GMT Pile à l'heure, Génération Média&Technologies,la ligne du Devoir.

« Une ligne éditoriale très soixante huitarde, une approche iconoclaste sur fond de culture humaniste ».

Cinéma-Xalé : Entre grâce, force, courage et blessures

Cinéma : Xalé, Les blessures de l’enfance, de Moussa Sène Absa

Entre grâce, force, courage ,

et blessures d’une jeune enfant

Auteur : Medessè AGOHOUNDJE

Après Tableau Ferraille (1995) et Madame Brouette (2002), Moussa Sen Absa boucle une sa trilogie par une élégie à la femme.

Moussa Sen Absa signe une mise en scène éblouissante, servie par un casting d’exception ; de grandes femmes à l’écran : Nguissaly Barry et Rokhaya Niang.

Xalé montre bien le travail contemporain de l’artiste. Entre une caméra portée, caméra vérité, sur un autre pan, des décors et costumes très stylisés, comédie musicale, le cinéaste joue entre la grâce de peindre de grandes femmes et la joie de tisser une œuvre minutieuse dans tous les sens du terme.

Le film commence par une scène intrigante, presque choquante. Elle met en avant Awa (Rokhaya Niang), symbole de la femme forte. Elle va recevoir le Prix de la meilleure interprétation féminine pour le rôle aux 33ème Journées Cinématographiques de Carthage.

Film choral avec plusieurs intrigues, le cinéaste prend beaucoup de risques avec la narration. Des risques qui vont se révéler payants à la fin du film. La conclusion est une petite messe. Le réalisateur ne répare pas les blessures de l’enfance, il les soigne et mieux, il les purifie. Avec les thèmes abordé : les violences faites aux femmes, l’immigration, les dysfonctions sociales, Moussa Sen Absa livre un cinéma très actuel. C’est à une histoire de petites gens que le cinéaste nous invite. Son empreinte du théâtre reste très présent.
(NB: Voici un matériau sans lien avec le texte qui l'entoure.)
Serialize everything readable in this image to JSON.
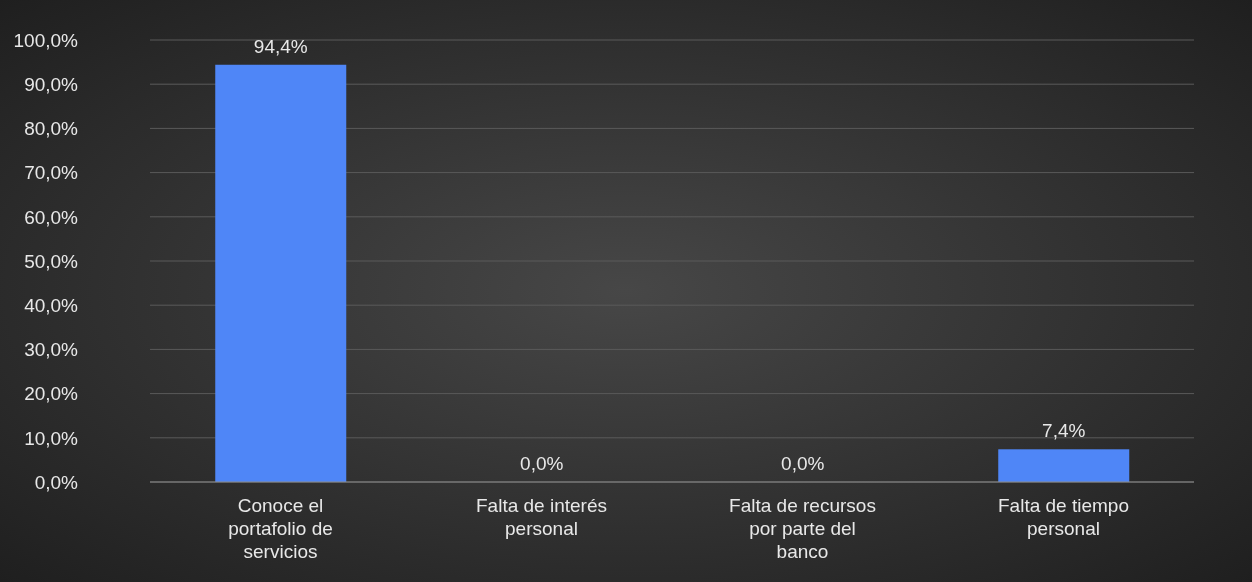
{
  "chart_data": {
    "type": "bar",
    "categories": [
      "Conoce el portafolio de servicios",
      "Falta de interés personal",
      "Falta de recursos por parte del banco",
      "Falta de tiempo personal"
    ],
    "values": [
      94.4,
      0.0,
      0.0,
      7.4
    ],
    "value_labels": [
      "94,4%",
      "0,0%",
      "0,0%",
      "7,4%"
    ],
    "color": "#4f86f7",
    "ylim": [
      0,
      100
    ],
    "yticks": [
      {
        "value": 0,
        "label": "0,0%"
      },
      {
        "value": 10,
        "label": "10,0%"
      },
      {
        "value": 20,
        "label": "20,0%"
      },
      {
        "value": 30,
        "label": "30,0%"
      },
      {
        "value": 40,
        "label": "40,0%"
      },
      {
        "value": 50,
        "label": "50,0%"
      },
      {
        "value": 60,
        "label": "60,0%"
      },
      {
        "value": 70,
        "label": "70,0%"
      },
      {
        "value": 80,
        "label": "80,0%"
      },
      {
        "value": 90,
        "label": "90,0%"
      },
      {
        "value": 100,
        "label": "100,0%"
      }
    ],
    "grid": "y",
    "legend": false
  }
}
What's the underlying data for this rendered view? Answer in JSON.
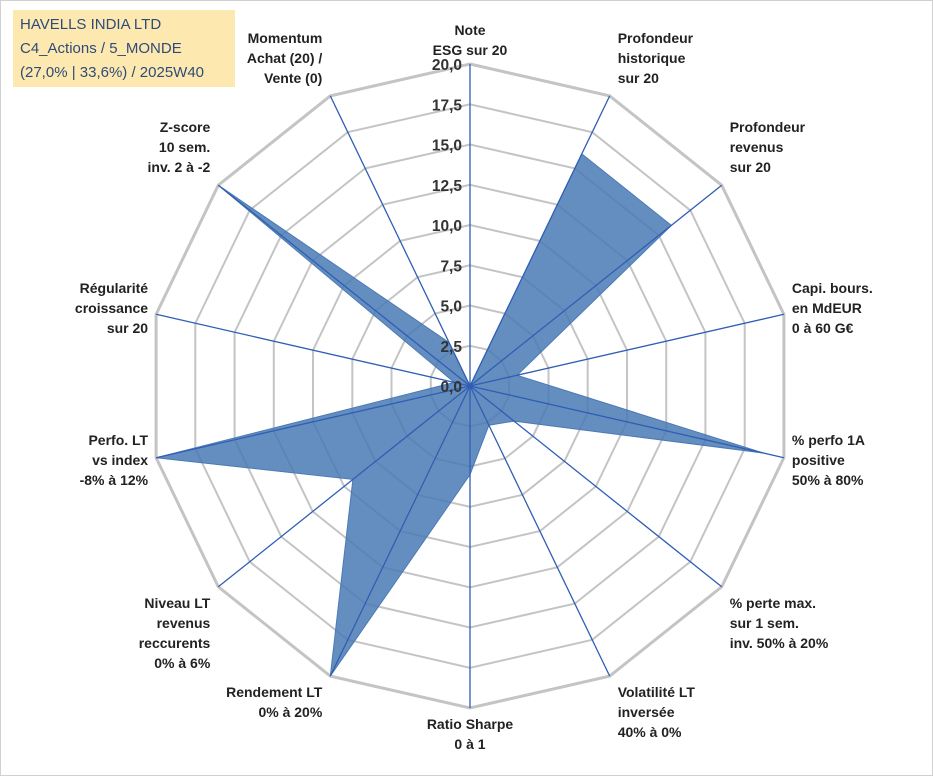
{
  "info_box": {
    "line1": "HAVELLS INDIA LTD",
    "line2": "C4_Actions / 5_MONDE",
    "line3": "(27,0% | 33,6%) / 2025W40"
  },
  "colors": {
    "fill": "#4a7ab5",
    "grid": "#c4c4c4",
    "spoke": "#2f5fb3",
    "info_box_bg": "#fde9b0",
    "info_box_text": "#2e4b79"
  },
  "chart_data": {
    "type": "radar",
    "scale": {
      "min": 0,
      "max": 20,
      "step": 2.5,
      "tick_labels": [
        "0,0",
        "2,5",
        "5,0",
        "7,5",
        "10,0",
        "12,5",
        "15,0",
        "17,5",
        "20,0"
      ]
    },
    "axes": [
      {
        "label": [
          "Note",
          "ESG sur 20"
        ],
        "value": 0
      },
      {
        "label": [
          "Profondeur",
          "historique",
          "sur 20"
        ],
        "value": 16
      },
      {
        "label": [
          "Profondeur",
          "revenus",
          "sur 20"
        ],
        "value": 16
      },
      {
        "label": [
          "Capi. bours.",
          "en MdEUR",
          "0 à 60 G€"
        ],
        "value": 3
      },
      {
        "label": [
          "% perfo 1A",
          "positive",
          "50% à 80%"
        ],
        "value": 18.7
      },
      {
        "label": [
          "% perte max.",
          "sur 1 sem.",
          "inv. 50% à 20%"
        ],
        "value": 3.5
      },
      {
        "label": [
          "Volatilité LT",
          "inversée",
          "40% à 0%"
        ],
        "value": 2.7
      },
      {
        "label": [
          "Ratio Sharpe",
          "0 à 1"
        ],
        "value": 5.5
      },
      {
        "label": [
          "Rendement LT",
          "0% à 20%"
        ],
        "value": 20
      },
      {
        "label": [
          "Niveau LT",
          "revenus",
          "reccurents",
          "0% à 6%"
        ],
        "value": 9.3
      },
      {
        "label": [
          "Perfo. LT",
          "vs index",
          "-8% à 12%"
        ],
        "value": 20
      },
      {
        "label": [
          "Régularité",
          "croissance",
          "sur 20"
        ],
        "value": 1
      },
      {
        "label": [
          "Z-score",
          "10 sem.",
          "inv. 2 à -2"
        ],
        "value": 20
      },
      {
        "label": [
          "Momentum",
          "Achat (20) /",
          "Vente (0)"
        ],
        "value": 3
      }
    ]
  }
}
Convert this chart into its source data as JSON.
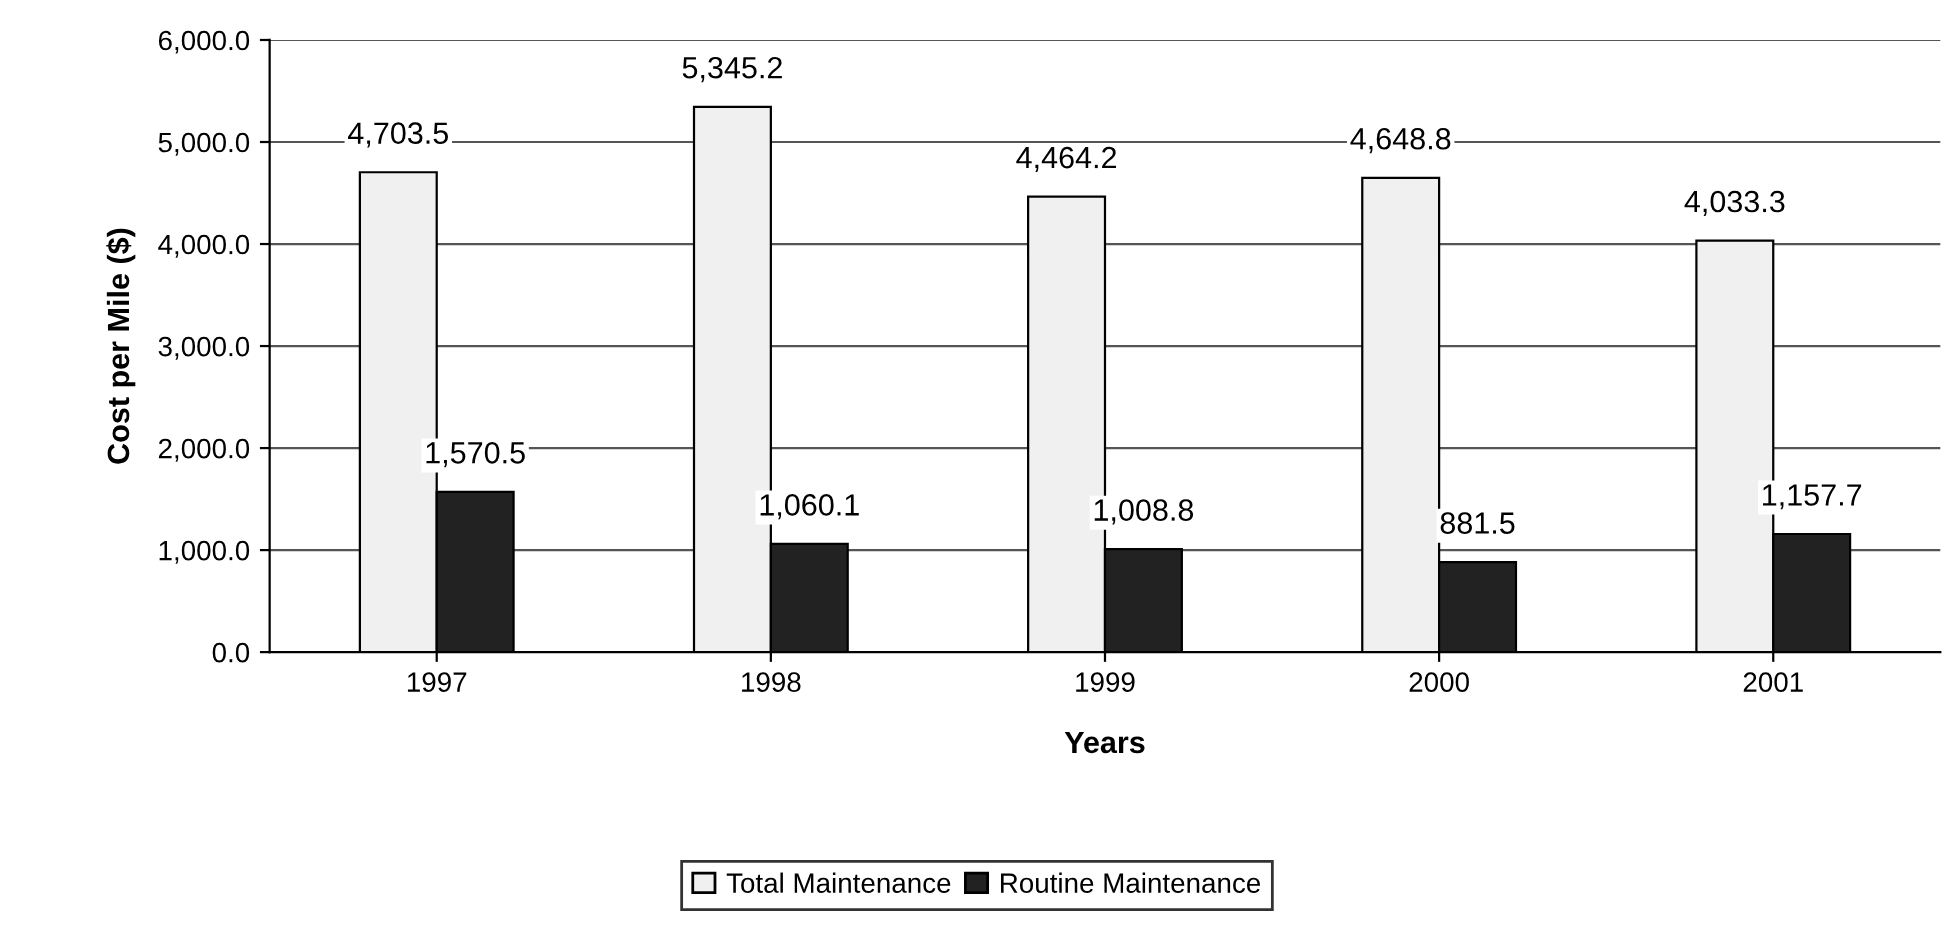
{
  "chart_data": {
    "type": "bar",
    "xlabel": "Years",
    "ylabel": "Cost per Mile ($)",
    "categories": [
      "1997",
      "1998",
      "1999",
      "2000",
      "2001"
    ],
    "series": [
      {
        "name": "Total Maintenance",
        "color": "#f0f0f0",
        "values": [
          4703.5,
          5345.2,
          4464.2,
          4648.8,
          4033.3
        ],
        "value_labels": [
          "4,703.5",
          "5,345.2",
          "4,464.2",
          "4,648.8",
          "4,033.3"
        ]
      },
      {
        "name": "Routine Maintenance",
        "color": "#222222",
        "values": [
          1570.5,
          1060.1,
          1008.8,
          881.5,
          1157.7
        ],
        "value_labels": [
          "1,570.5",
          "1,060.1",
          "1,008.8",
          "881.5",
          "1,157.7"
        ]
      }
    ],
    "ylim": [
      0,
      6000
    ],
    "yticks": [
      {
        "value": 0,
        "label": "0.0"
      },
      {
        "value": 1000,
        "label": "1,000.0"
      },
      {
        "value": 2000,
        "label": "2,000.0"
      },
      {
        "value": 3000,
        "label": "3,000.0"
      },
      {
        "value": 4000,
        "label": "4,000.0"
      },
      {
        "value": 5000,
        "label": "5,000.0"
      },
      {
        "value": 6000,
        "label": "6,000.0"
      }
    ],
    "grid": "y",
    "legend": "bottom"
  }
}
Le film est ponctué par des chœurs ; des chants composés par Moussa Sen Absa lui-même, Henri Guillabert et les Frères Guissé. Nous voilà appelé à un Dancer in the dark ; la grâce des chœurs majestueux qui s’élèvent dans la douleur. Le cinéaste lui-même se prête au jeu, caméo en robe. Le tribunal ne manque pas de nous rappeler le procès de Dramane Dramé (Hyènes de Djibril Mambety Diop, 1992). Dans nos sociétés contemporaines, c’est cette femme forte, violée, profanée qui est jugée.

Le réalisateur nous apporte avec ses actrices du trouble de l’émotion et du vertige. Même si la narration, à un moment, perd le spectateur, elle finit par répondre aux questions. Et voilà la magie de Xalé, Les blessures de l’enfance : questionner toute une génération sur les enjeux de la place de la femme et son devenir.